埼玉新聞

 

東京五輪開幕までのチャレンジ、完走へラストスパート コロナで嫌がらせも…毎日誰かがバトンつなぐ

  • 公園利用者に配慮し、のぼりや看板なども出さずに行うチャレンジ2020=11日午前、さいたま市南区

 東京五輪の開幕までの間、毎日誰かがフルマラソンを走り続ける企画「チャレンジ2020」が、ラストスパートを迎えている。五輪開幕は1年延期となったが、当初の予定通りゴールを今年7月13日に設定。舞台となるさいたま市南区の別所沼公園では、大記録へ向けたランナーたちの熱い思いが一つになっている。

■2015年スタート

 壮大な挑戦は15年1月に始まった。企画者はNPO法人HERITAGE(ヘリテージ)代表で、立教大学時代に箱根駅伝へ4年連続出場した楠田昭徳さん(77)。09年にはフルマラソン連続52日間のギネス記録(当時)も達成した。

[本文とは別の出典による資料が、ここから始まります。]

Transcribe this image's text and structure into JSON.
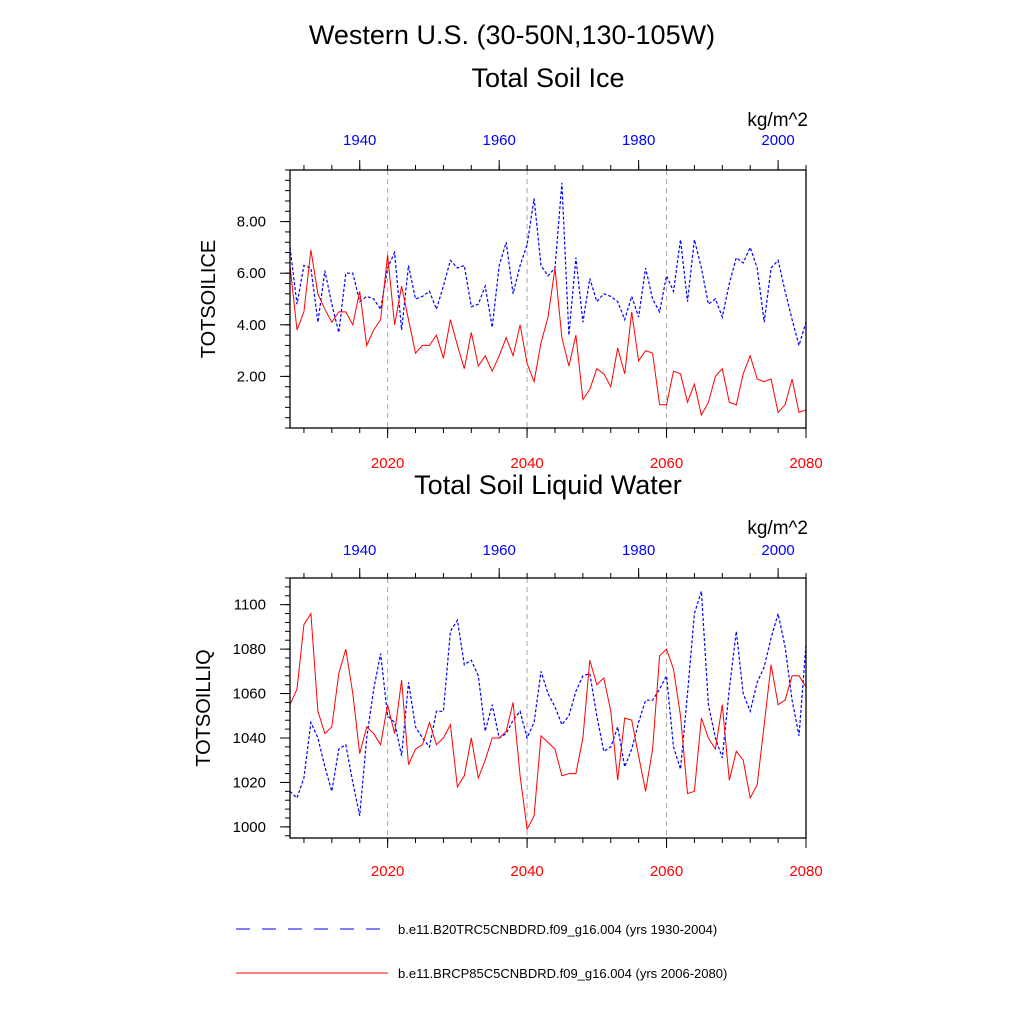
{
  "header": {
    "main_title": "Western U.S. (30-50N,130-105W)"
  },
  "colors": {
    "historical": "#0000ff",
    "future": "#ff0000",
    "grid": "#aaaaaa"
  },
  "legend": {
    "items": [
      {
        "label": "b.e11.B20TRC5CNBDRD.f09_g16.004 (yrs 1930-2004)",
        "style": "dashed",
        "color": "#0000ff"
      },
      {
        "label": "b.e11.BRCP85C5CNBDRD.f09_g16.004 (yrs 2006-2080)",
        "style": "solid",
        "color": "#ff0000"
      }
    ]
  },
  "chart_data": [
    {
      "type": "line",
      "title": "Total Soil Ice",
      "ylabel": "TOTSOILICE",
      "units": "kg/m^2",
      "ylim": [
        0,
        10
      ],
      "yticks": [
        2,
        4,
        6,
        8
      ],
      "ytick_labels": [
        "2.00",
        "4.00",
        "6.00",
        "8.00"
      ],
      "x_bottom": {
        "lim": [
          2006,
          2080
        ],
        "ticks": [
          2020,
          2040,
          2060,
          2080
        ],
        "labels": [
          "2020",
          "2040",
          "2060",
          "2080"
        ]
      },
      "x_top": {
        "lim": [
          1930,
          2004
        ],
        "ticks": [
          1940,
          1960,
          1980,
          2000
        ],
        "labels": [
          "1940",
          "1960",
          "1980",
          "2000"
        ]
      },
      "grid_x": [
        2020,
        2040,
        2060
      ],
      "series": [
        {
          "name": "b.e11.B20TRC5CNBDRD.f09_g16.004 (yrs 1930-2004)",
          "axis": "top",
          "x_start": 1930,
          "style": "dashed",
          "values": [
            7.0,
            4.8,
            6.3,
            6.2,
            4.1,
            6.1,
            4.8,
            3.7,
            6.0,
            6.0,
            4.9,
            5.1,
            5.0,
            4.6,
            6.2,
            6.8,
            3.8,
            6.3,
            5.0,
            5.1,
            5.3,
            4.6,
            5.5,
            6.5,
            6.2,
            6.3,
            4.7,
            4.8,
            5.5,
            3.9,
            6.3,
            7.2,
            5.2,
            6.3,
            7.1,
            8.9,
            6.3,
            5.9,
            6.2,
            9.5,
            3.6,
            6.6,
            4.1,
            5.8,
            4.9,
            5.2,
            5.1,
            4.9,
            4.2,
            5.1,
            4.3,
            6.2,
            5.0,
            4.5,
            5.9,
            5.3,
            7.3,
            4.9,
            7.3,
            6.2,
            4.8,
            5.0,
            4.3,
            5.6,
            6.6,
            6.4,
            7.0,
            6.2,
            4.1,
            6.2,
            6.5,
            5.3,
            4.2,
            3.2,
            4.1
          ]
        },
        {
          "name": "b.e11.BRCP85C5CNBDRD.f09_g16.004 (yrs 2006-2080)",
          "axis": "bottom",
          "x_start": 2006,
          "style": "solid",
          "values": [
            6.3,
            3.8,
            4.5,
            6.9,
            5.2,
            4.6,
            4.1,
            4.5,
            4.5,
            4.0,
            5.3,
            3.2,
            3.8,
            4.2,
            6.7,
            4.0,
            5.5,
            4.2,
            2.9,
            3.2,
            3.2,
            3.6,
            2.7,
            4.2,
            3.2,
            2.3,
            3.7,
            2.4,
            2.8,
            2.2,
            2.8,
            3.5,
            2.8,
            4.0,
            2.5,
            1.8,
            3.3,
            4.3,
            6.2,
            3.5,
            2.4,
            3.6,
            1.1,
            1.5,
            2.3,
            2.1,
            1.6,
            3.1,
            2.1,
            4.5,
            2.6,
            3.0,
            2.9,
            0.9,
            0.9,
            2.2,
            2.1,
            1.0,
            1.7,
            0.5,
            1.0,
            2.0,
            2.3,
            1.0,
            0.9,
            2.1,
            2.8,
            1.9,
            1.8,
            1.9,
            0.6,
            0.9,
            1.9,
            0.6,
            0.7
          ]
        }
      ]
    },
    {
      "type": "line",
      "title": "Total Soil Liquid Water",
      "ylabel": "TOTSOILLIQ",
      "units": "kg/m^2",
      "ylim": [
        995,
        1112
      ],
      "yticks": [
        1000,
        1020,
        1040,
        1060,
        1080,
        1100
      ],
      "ytick_labels": [
        "1000",
        "1020",
        "1040",
        "1060",
        "1080",
        "1100"
      ],
      "x_bottom": {
        "lim": [
          2006,
          2080
        ],
        "ticks": [
          2020,
          2040,
          2060,
          2080
        ],
        "labels": [
          "2020",
          "2040",
          "2060",
          "2080"
        ]
      },
      "x_top": {
        "lim": [
          1930,
          2004
        ],
        "ticks": [
          1940,
          1960,
          1980,
          2000
        ],
        "labels": [
          "1940",
          "1960",
          "1980",
          "2000"
        ]
      },
      "grid_x": [
        2020,
        2040,
        2060
      ],
      "series": [
        {
          "name": "b.e11.B20TRC5CNBDRD.f09_g16.004 (yrs 1930-2004)",
          "axis": "top",
          "x_start": 1930,
          "style": "dashed",
          "values": [
            1016,
            1013,
            1022,
            1047,
            1040,
            1027,
            1016,
            1035,
            1037,
            1020,
            1005,
            1040,
            1062,
            1078,
            1050,
            1047,
            1032,
            1065,
            1045,
            1040,
            1036,
            1052,
            1052,
            1088,
            1093,
            1073,
            1075,
            1068,
            1043,
            1055,
            1040,
            1042,
            1048,
            1052,
            1040,
            1047,
            1070,
            1060,
            1054,
            1046,
            1050,
            1061,
            1068,
            1069,
            1050,
            1034,
            1036,
            1045,
            1027,
            1035,
            1047,
            1057,
            1057,
            1062,
            1068,
            1036,
            1026,
            1060,
            1096,
            1106,
            1055,
            1040,
            1031,
            1062,
            1088,
            1060,
            1052,
            1065,
            1072,
            1085,
            1096,
            1081,
            1057,
            1041,
            1082
          ]
        },
        {
          "name": "b.e11.BRCP85C5CNBDRD.f09_g16.004 (yrs 2006-2080)",
          "axis": "bottom",
          "x_start": 2006,
          "style": "solid",
          "values": [
            1055,
            1062,
            1091,
            1096,
            1052,
            1042,
            1045,
            1069,
            1080,
            1060,
            1033,
            1045,
            1042,
            1037,
            1055,
            1042,
            1066,
            1028,
            1035,
            1037,
            1047,
            1037,
            1040,
            1046,
            1018,
            1023,
            1040,
            1022,
            1030,
            1040,
            1040,
            1043,
            1056,
            1023,
            999,
            1005,
            1041,
            1038,
            1035,
            1023,
            1024,
            1024,
            1040,
            1075,
            1064,
            1067,
            1052,
            1021,
            1049,
            1048,
            1032,
            1016,
            1035,
            1077,
            1080,
            1071,
            1050,
            1015,
            1016,
            1049,
            1040,
            1035,
            1055,
            1021,
            1034,
            1030,
            1013,
            1019,
            1046,
            1073,
            1055,
            1057,
            1068,
            1068,
            1063
          ]
        }
      ]
    }
  ]
}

 東京五輪の開催決定をきっかけに、初めは1人で走る覚悟だった。次第に賛同者が集まり、市民ランナーや学生などが参加。ネットで参加者を募り、不在の日はボランティアランナーが協力する。単独走とリレー形式で、これまで9千人近くがバトンをつないできた。

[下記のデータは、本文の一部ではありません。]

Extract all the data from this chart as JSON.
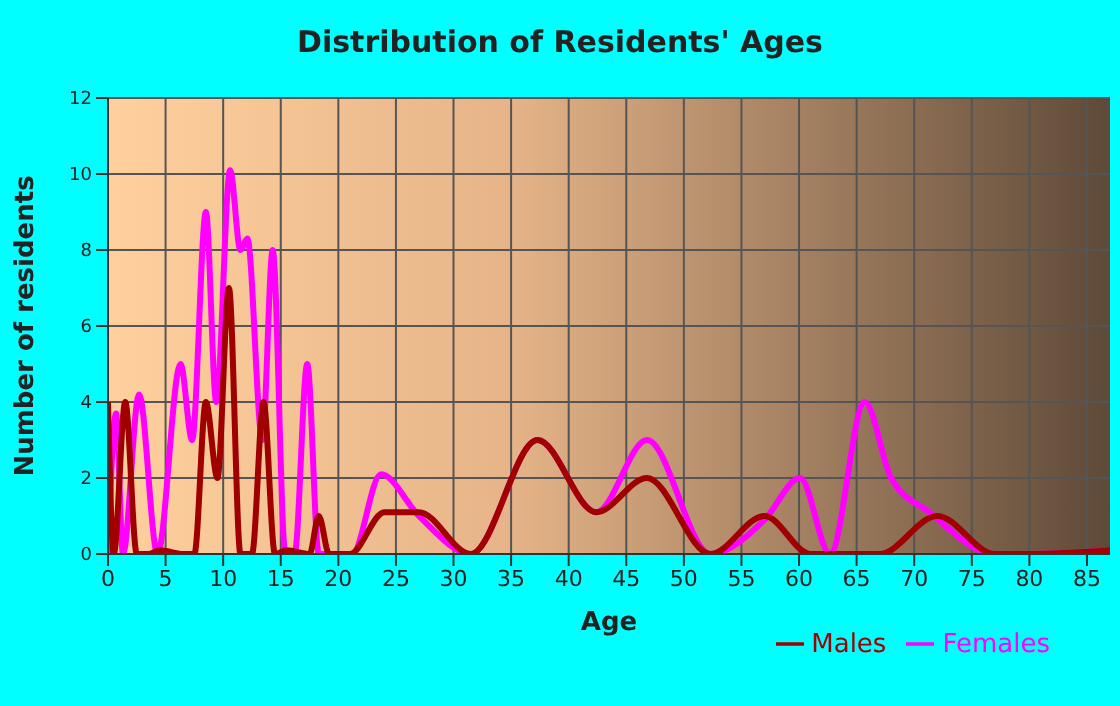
{
  "chart_data": {
    "type": "line",
    "title": "Distribution of Residents' Ages",
    "xlabel": "Age",
    "ylabel": "Number of residents",
    "xlim": [
      0,
      87
    ],
    "xticks": [
      0,
      5,
      10,
      15,
      20,
      25,
      30,
      35,
      40,
      45,
      50,
      55,
      60,
      65,
      70,
      75,
      80,
      85
    ],
    "ylim": [
      0,
      12
    ],
    "yticks": [
      0,
      2,
      4,
      6,
      8,
      10,
      12
    ],
    "grid": true,
    "legend": "bottom",
    "marker": "none",
    "line_style": "solid",
    "series": [
      {
        "name": "Males",
        "color": "#a00000",
        "x": [
          0,
          0.5,
          1.5,
          2.5,
          3.5,
          4.5,
          6.5,
          7.5,
          8.5,
          9.5,
          10.5,
          11.5,
          12.5,
          13.5,
          14.5,
          15.5,
          17.5,
          18.3,
          19.2,
          21,
          24,
          27,
          31.5,
          37.3,
          42.4,
          46.8,
          52.3,
          57,
          61,
          67,
          72,
          77,
          80,
          87
        ],
        "values": [
          4,
          0,
          4,
          0,
          0,
          0.1,
          0,
          0,
          4,
          2,
          7,
          0,
          0,
          4,
          0,
          0.1,
          0,
          1,
          0,
          0,
          1.1,
          1.1,
          0,
          3,
          1.1,
          2,
          0,
          1,
          0,
          0,
          1,
          0,
          0,
          0.1
        ]
      },
      {
        "name": "Females",
        "color": "#ff00ff",
        "x": [
          0,
          0.7,
          1.3,
          2.7,
          4.3,
          6.3,
          7.3,
          8.5,
          9.4,
          10.6,
          11.5,
          12.1,
          13.4,
          14.3,
          15.4,
          16.2,
          17.3,
          18.3,
          19.5,
          21.2,
          23.7,
          27,
          31.5,
          37.3,
          42.4,
          46.8,
          52.3,
          57,
          60.1,
          62.7,
          65.7,
          68,
          71.3,
          77,
          80,
          87
        ],
        "values": [
          0,
          3.7,
          0,
          4.2,
          0,
          5,
          3,
          9,
          4,
          10.1,
          8,
          8.3,
          3,
          8,
          0,
          0,
          5,
          0,
          0,
          0,
          2.1,
          1,
          0,
          3,
          1.1,
          3,
          0,
          0.9,
          2,
          0,
          4,
          2,
          1.1,
          0,
          0,
          0.1
        ]
      }
    ]
  }
}
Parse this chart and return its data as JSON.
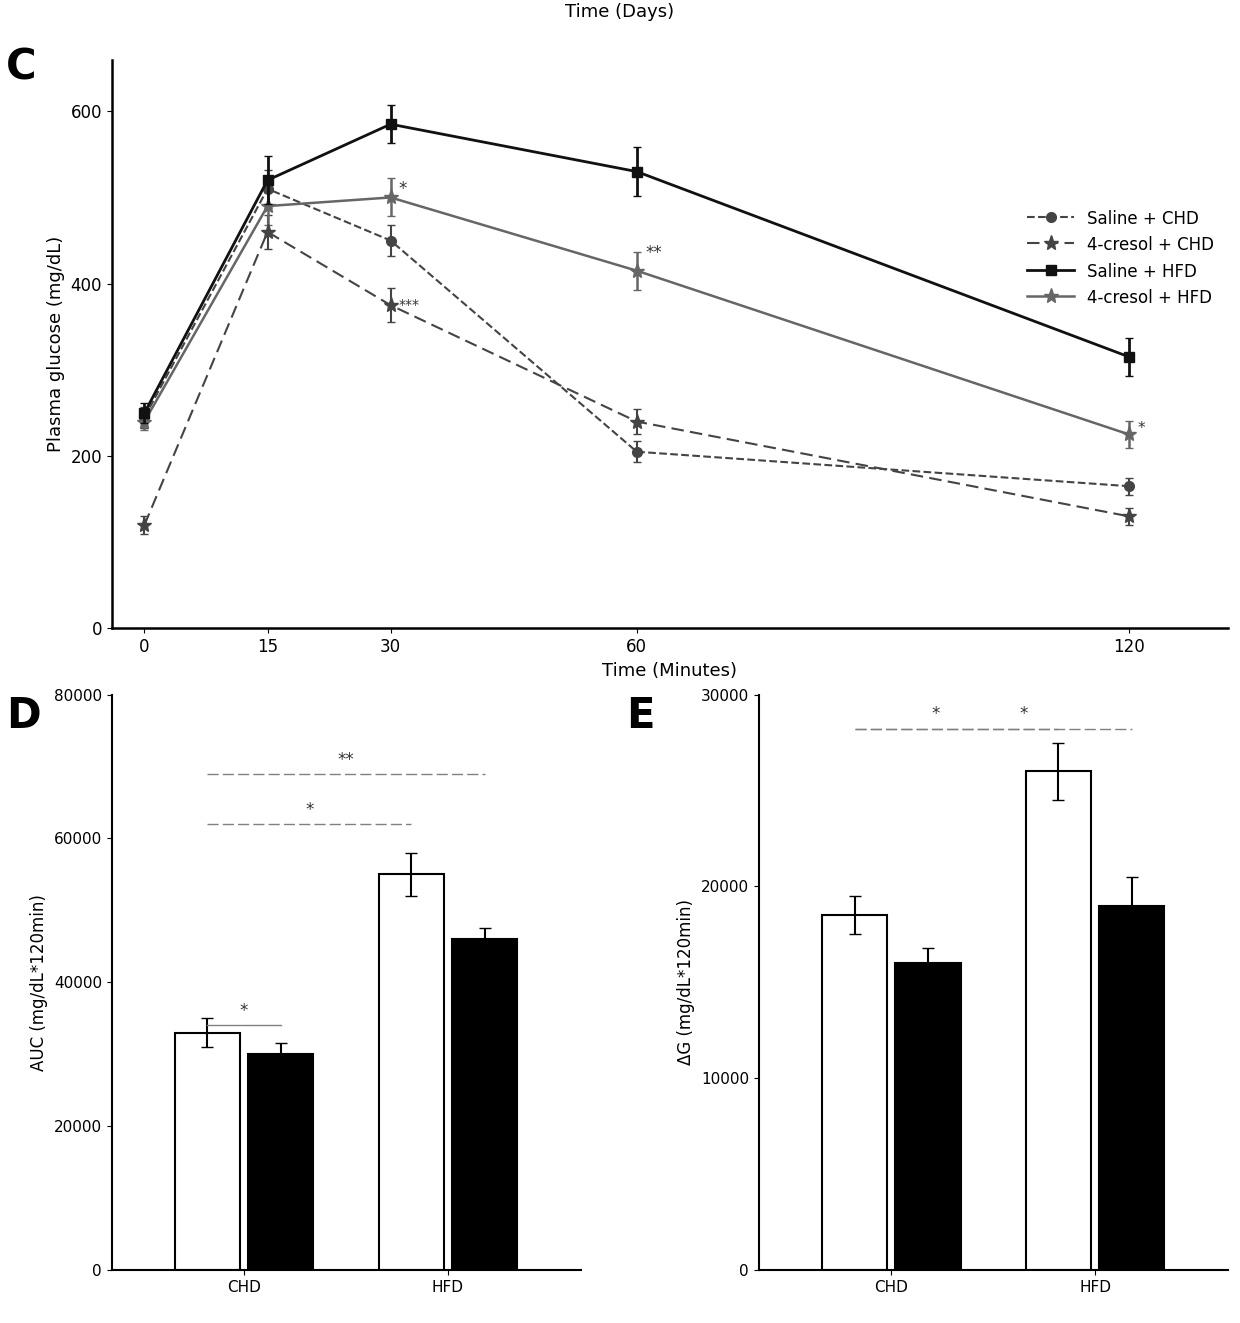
{
  "title_top": "Time (Days)",
  "line_x": [
    0,
    15,
    30,
    60,
    120
  ],
  "saline_CHD_y": [
    245,
    510,
    450,
    205,
    165
  ],
  "saline_CHD_err": [
    12,
    22,
    18,
    12,
    10
  ],
  "cresol_CHD_y": [
    120,
    460,
    375,
    240,
    130
  ],
  "cresol_CHD_err": [
    10,
    20,
    20,
    15,
    10
  ],
  "saline_HFD_y": [
    250,
    520,
    585,
    530,
    315
  ],
  "saline_HFD_err": [
    12,
    28,
    22,
    28,
    22
  ],
  "cresol_HFD_y": [
    240,
    490,
    500,
    415,
    225
  ],
  "cresol_HFD_err": [
    10,
    22,
    22,
    22,
    16
  ],
  "D_categories": [
    "CHD",
    "HFD"
  ],
  "D_saline_vals": [
    33000,
    55000
  ],
  "D_saline_err": [
    2000,
    3000
  ],
  "D_cresol_vals": [
    30000,
    46000
  ],
  "D_cresol_err": [
    1500,
    1500
  ],
  "E_categories": [
    "CHD",
    "HFD"
  ],
  "E_saline_vals": [
    18500,
    26000
  ],
  "E_saline_err": [
    1000,
    1500
  ],
  "E_cresol_vals": [
    16000,
    19000
  ],
  "E_cresol_err": [
    800,
    1500
  ]
}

 6年目の今も記録は継続中。毎朝9時にスタートし、同公園の周回コース(923メートル)を約46周(42・195キロメートル)走る。大雪でも台風の日でも無事に完走し、記録中断の危機は一度もなかったという。

■コロナで暗雲

 ゴールへ向け順調かと思われたが、思わぬの逆風もあった。新型コロナウイルス感染拡大による緊急事態宣言に伴い、公園の利用が自粛。大型連休(GW)は逆に公園へ大勢が集まり、一部の利用者から嫌がらせのようなことも受けた。

 記録継続のため参加者に対して、バトンを使わない、走る時にマスク着用、集団で走らないなどのルールを設定。のぼりや看板も畳んだ。完走は続いているが、「まさか世の中がこんな状態になるとは思わなかった」と楠田さんは嘆く。

■走ることが人生

 楠田さんはかつて事業に失敗し、多額の借金を背負ったこともある。その際に信頼していた知人からも裏切られた。

 絶望の底から救ったのは昔から大好きだったマラソン。60歳を過ぎて再び本格的に始め、多くの仲間と出会った。

 そんな仲間と一緒に歩んできた挑戦も、いよいよ残り50日(5月24日現在)。ゴールテープがはっきりと見えてきた。達成すればギネス世界記録にも認定される見込みで、カウントダウンとなる7月からは特別企画も計画する。

 さらに楠田さんは記録達成後の、次の新たな挑戦も既に考えている。詳細は7月13日のゴール達成後に発表予定で、「夢のある挑戦にしたい」と楠田さん。「挑戦開始から今まで2千日近く、主役は参加してくれた多くのランナーたち。皆さんには本当に感謝。できればコロナが収束し、無事に7月のゴールを迎えたい」。有終の美へ、今日も思いをつなぐ。